Pas juste une sanction envers le gouvernement
C'est aussi un refus du style d'Eric Duhaime
J’ai une drôle de relation avec la circonscription d’Arthabaska. J’y étais en 2016, lors de la partielle qui avait mené à l’élection d’Éric Lefebvre. C’était ma première présence dans une élection partielle, et j’ai terminé la soirée, par un drôle de hasard, au rassemblement partisan de la CAQ. Une soirée mi-figue mi-raisin pour François Legault : une victoire dans Arthabaska, mais une défaite dans Saint-Jérôme. Le PLQ l’avait emporté dans Verdun. Bref, une soirée électorale ordinaire, qui ne passera pas à l’histoire.
Rien à voir avec ce que nous avons vu hier.

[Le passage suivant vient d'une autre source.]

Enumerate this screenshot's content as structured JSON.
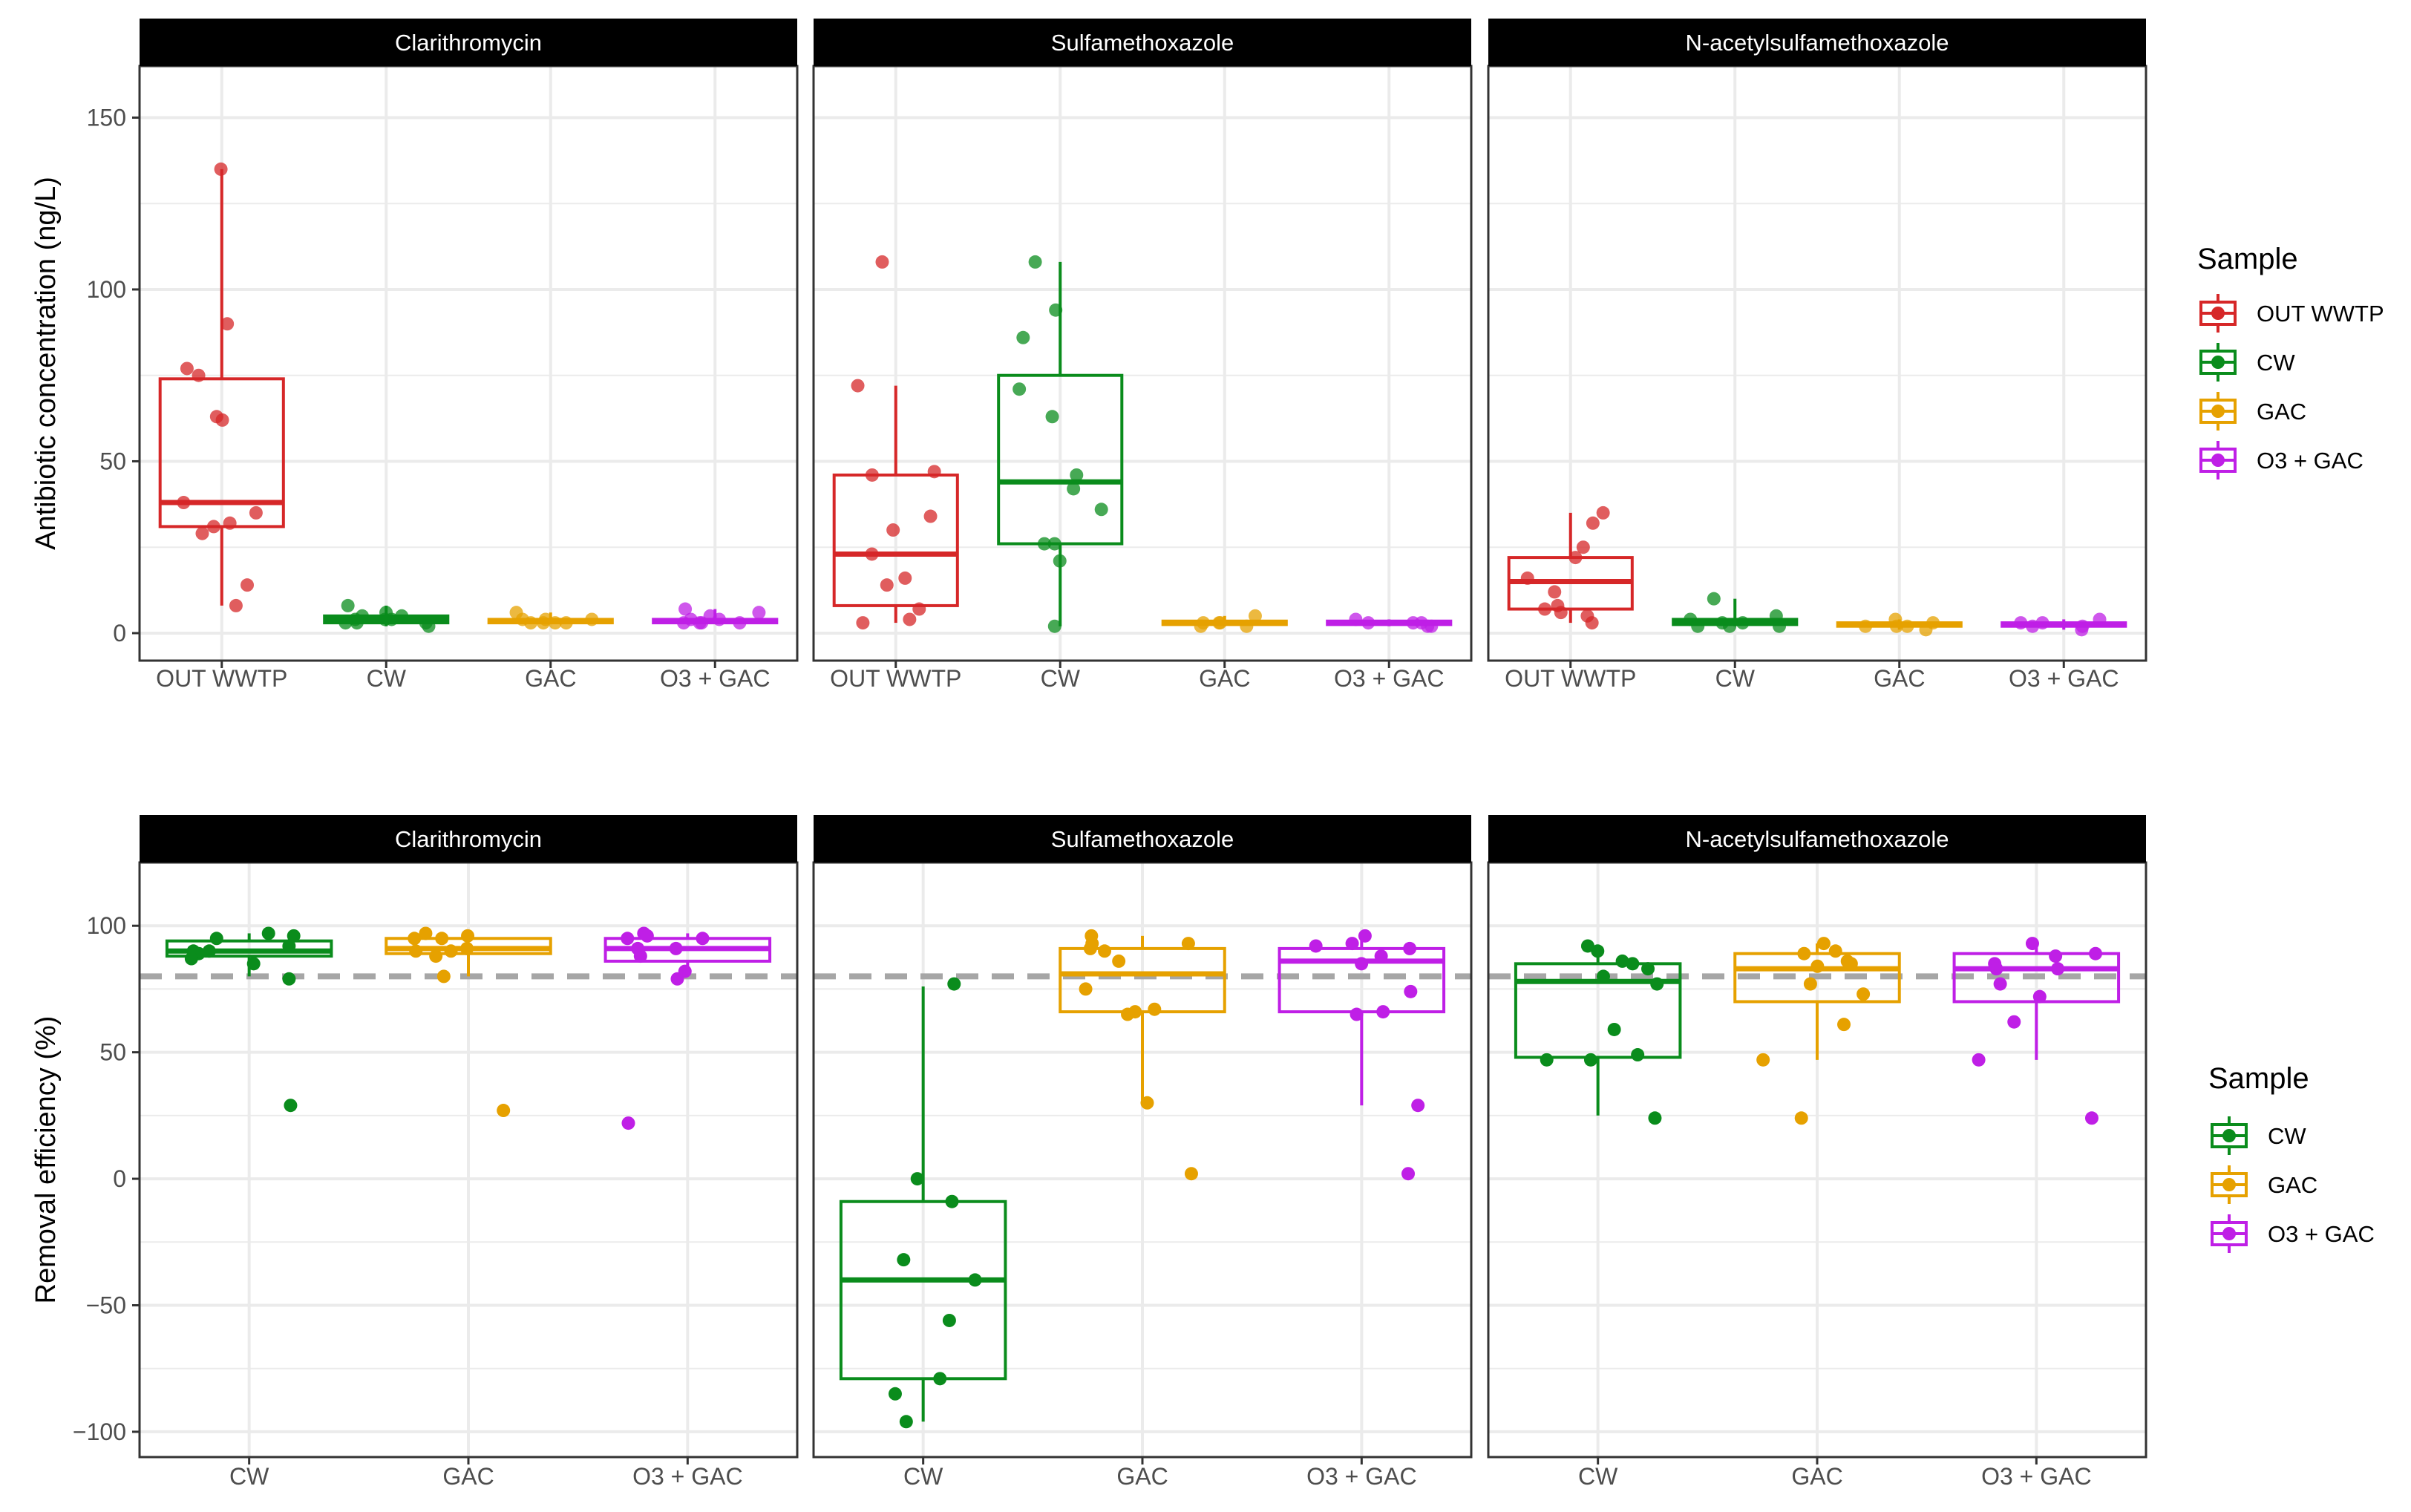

Le PQ l’a emporté haut la main dans une circonscription très conservatrice, qui vote pour des partis fédéralistes depuis 1998. Un comté où le PQ n’était plus compétitif depuis très longtemps.

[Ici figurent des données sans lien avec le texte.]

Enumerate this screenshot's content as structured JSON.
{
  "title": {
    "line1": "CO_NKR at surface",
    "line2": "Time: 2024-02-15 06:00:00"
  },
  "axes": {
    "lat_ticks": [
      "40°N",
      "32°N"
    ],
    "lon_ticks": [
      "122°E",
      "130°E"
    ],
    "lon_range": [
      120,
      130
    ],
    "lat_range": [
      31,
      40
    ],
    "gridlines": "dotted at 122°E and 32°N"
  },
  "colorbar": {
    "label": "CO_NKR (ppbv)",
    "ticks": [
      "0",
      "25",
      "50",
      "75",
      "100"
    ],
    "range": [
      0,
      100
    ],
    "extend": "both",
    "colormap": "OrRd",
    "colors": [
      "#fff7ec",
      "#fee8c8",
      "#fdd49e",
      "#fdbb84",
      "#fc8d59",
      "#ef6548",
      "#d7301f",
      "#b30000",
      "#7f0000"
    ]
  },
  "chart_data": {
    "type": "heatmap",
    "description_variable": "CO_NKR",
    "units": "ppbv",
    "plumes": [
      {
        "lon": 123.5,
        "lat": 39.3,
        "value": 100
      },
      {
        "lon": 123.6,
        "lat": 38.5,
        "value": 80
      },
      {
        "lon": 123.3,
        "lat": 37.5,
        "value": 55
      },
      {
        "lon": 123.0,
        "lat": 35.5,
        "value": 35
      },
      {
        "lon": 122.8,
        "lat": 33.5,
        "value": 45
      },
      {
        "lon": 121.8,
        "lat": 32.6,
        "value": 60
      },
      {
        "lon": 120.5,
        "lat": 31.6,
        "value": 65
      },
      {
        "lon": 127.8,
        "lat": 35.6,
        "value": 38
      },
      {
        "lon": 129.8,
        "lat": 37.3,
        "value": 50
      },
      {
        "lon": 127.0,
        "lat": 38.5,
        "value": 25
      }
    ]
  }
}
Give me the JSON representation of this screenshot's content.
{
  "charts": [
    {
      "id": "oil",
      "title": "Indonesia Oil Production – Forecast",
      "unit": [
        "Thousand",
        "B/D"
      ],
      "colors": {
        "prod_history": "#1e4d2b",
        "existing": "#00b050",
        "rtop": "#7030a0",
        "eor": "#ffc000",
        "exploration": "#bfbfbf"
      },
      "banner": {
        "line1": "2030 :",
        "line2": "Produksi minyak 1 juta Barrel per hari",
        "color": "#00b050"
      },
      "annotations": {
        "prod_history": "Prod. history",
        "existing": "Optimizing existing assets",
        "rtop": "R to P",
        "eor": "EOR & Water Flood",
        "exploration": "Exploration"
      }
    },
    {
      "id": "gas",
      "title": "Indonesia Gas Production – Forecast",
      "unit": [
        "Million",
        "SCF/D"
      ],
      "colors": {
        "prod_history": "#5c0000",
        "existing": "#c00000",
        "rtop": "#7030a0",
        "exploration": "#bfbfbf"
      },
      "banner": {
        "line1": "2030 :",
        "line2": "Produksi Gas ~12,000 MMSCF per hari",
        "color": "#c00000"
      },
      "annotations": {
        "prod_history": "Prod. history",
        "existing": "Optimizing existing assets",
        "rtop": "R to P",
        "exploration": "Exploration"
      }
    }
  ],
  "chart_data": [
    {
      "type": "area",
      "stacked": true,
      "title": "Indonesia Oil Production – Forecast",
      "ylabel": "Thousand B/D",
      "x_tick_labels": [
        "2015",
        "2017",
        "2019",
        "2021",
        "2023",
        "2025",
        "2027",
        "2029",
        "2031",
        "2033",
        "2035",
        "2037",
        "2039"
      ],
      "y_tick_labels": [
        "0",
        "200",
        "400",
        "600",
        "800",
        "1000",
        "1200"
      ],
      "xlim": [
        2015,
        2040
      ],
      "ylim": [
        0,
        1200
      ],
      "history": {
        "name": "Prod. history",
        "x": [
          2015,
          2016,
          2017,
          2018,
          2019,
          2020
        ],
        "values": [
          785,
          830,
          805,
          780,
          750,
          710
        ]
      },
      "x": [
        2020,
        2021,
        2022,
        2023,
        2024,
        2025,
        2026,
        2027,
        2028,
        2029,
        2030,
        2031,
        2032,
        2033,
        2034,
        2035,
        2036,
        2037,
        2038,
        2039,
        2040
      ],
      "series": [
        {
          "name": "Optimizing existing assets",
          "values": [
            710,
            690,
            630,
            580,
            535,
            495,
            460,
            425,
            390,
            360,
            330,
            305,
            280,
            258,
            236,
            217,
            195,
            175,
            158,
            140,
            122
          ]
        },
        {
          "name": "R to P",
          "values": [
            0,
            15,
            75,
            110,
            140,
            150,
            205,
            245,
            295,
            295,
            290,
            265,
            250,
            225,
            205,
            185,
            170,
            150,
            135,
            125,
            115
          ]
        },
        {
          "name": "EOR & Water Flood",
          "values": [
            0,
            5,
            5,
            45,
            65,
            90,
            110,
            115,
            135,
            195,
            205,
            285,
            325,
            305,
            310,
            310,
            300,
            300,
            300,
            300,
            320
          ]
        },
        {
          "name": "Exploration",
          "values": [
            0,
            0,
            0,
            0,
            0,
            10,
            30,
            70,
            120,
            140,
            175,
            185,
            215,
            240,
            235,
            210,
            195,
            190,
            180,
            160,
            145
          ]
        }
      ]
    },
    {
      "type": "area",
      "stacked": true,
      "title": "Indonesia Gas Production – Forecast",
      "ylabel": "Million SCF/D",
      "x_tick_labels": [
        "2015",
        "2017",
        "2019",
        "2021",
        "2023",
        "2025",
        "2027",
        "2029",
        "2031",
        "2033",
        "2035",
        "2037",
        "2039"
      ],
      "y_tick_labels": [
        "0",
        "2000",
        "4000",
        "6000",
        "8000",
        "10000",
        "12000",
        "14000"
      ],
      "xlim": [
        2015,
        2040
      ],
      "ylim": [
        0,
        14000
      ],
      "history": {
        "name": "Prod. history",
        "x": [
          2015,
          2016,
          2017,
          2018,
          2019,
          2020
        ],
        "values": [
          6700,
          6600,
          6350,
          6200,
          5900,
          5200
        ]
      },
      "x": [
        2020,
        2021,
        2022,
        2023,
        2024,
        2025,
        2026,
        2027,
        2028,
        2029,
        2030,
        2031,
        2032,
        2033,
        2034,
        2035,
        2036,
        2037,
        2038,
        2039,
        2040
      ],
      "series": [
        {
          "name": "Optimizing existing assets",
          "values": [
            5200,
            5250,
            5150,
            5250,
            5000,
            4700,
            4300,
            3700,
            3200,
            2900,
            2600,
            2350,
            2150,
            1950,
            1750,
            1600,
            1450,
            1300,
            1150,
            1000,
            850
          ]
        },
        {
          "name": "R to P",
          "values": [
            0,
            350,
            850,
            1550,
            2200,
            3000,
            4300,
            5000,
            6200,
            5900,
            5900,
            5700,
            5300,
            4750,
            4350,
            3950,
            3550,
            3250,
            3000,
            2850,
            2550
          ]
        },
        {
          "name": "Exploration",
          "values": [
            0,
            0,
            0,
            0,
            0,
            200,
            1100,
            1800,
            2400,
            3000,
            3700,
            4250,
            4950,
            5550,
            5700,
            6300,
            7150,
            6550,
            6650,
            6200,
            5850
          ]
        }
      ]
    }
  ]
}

La principale thèse qui circule pour expliquer la victoire du PQ est l’insatisfaction envers François Legault. C’est vrai, cela explique l’une des conditions qui ont permis au PQ de s’imposer comme alternative. Mais l’impopularité du gouvernement ne suffit pas à expliquer deux autres éléments :
le taux de participation exceptionnel pour une partielle estivale
la sous-performance marquée de la CAQ, du PLQ et de QS
Regardons le PLQ. Les libéraux sont à 18 % du vote chez les francophones et obtiennent un résultat de 23 % dans la catégorie “Ailleurs au Québec”, c’est-à-dire en excluant la grande région de Québec et surtout Montréal. Le PLQ a fait seulement 9 % avec une bonne candidate. QS aurait dû avoir un résultat autour de 6 %, mais a fait moins que 2 % du vote.
Le taux de participation élevé et la sous-performance des autres partis sont dûs à la seule et unique présence d’Eric Duhaime sur le bulletin de vote. Le style d’Eric Duhaime mobilise. Il l’a démontré hier avec un résultat de 35 % des suffrages exprimés — un score qui aurait pu lui permettre de gagner si la CAQ, le PLQ et QS avaient performé normalement. Pour l’emporter, le PCQ n’avait besoin que de voir ces trois partis soutirer ensemble six petits points au PQ. Mais son style est un couteau à double tranchant : il mobilise… et il mobilise aussi contre lui.
Ce résultat me fait drôlement penser à l’élection fédérale, où Pierre Poilièvre a obtenu près de 41 % des voix tout en terminant derrière dans le vote populaire. Pourquoi ? Parce que l’électorat du NPD s’est massivement rallié au PLC, en réaction au style du chef conservateur. Ce phénomène ne s’était pas produit sous Stephen Harper.
Voilà ce qui explique la sous-performance des trois autres partis. C’est une sanction, pas juste envers un gouvernement, mais aussi envers un style, envers la manière de faire de M. Duhaime.
Ce résultat devrait servir de leçon à ceux et celles qui en ce moment veulent que le camp progressiste développe le même genre de stratégie rhétorique que la droite “assumée”. La gauche devrait s’assumer et être beaucoup plus populiste nous-dit-on. Une critique à peine masquée du “style” moins clivant de Gabriel Nadeau-Dubois. Ce qui arrive à la droite peut tout aussi bien arriver à la gauche.
Dans Arthabaska, une circonscription très conservatrice, c’est aussi une manière de faire de la politique qui a été battue pas juste le bilan d’un gouvernement.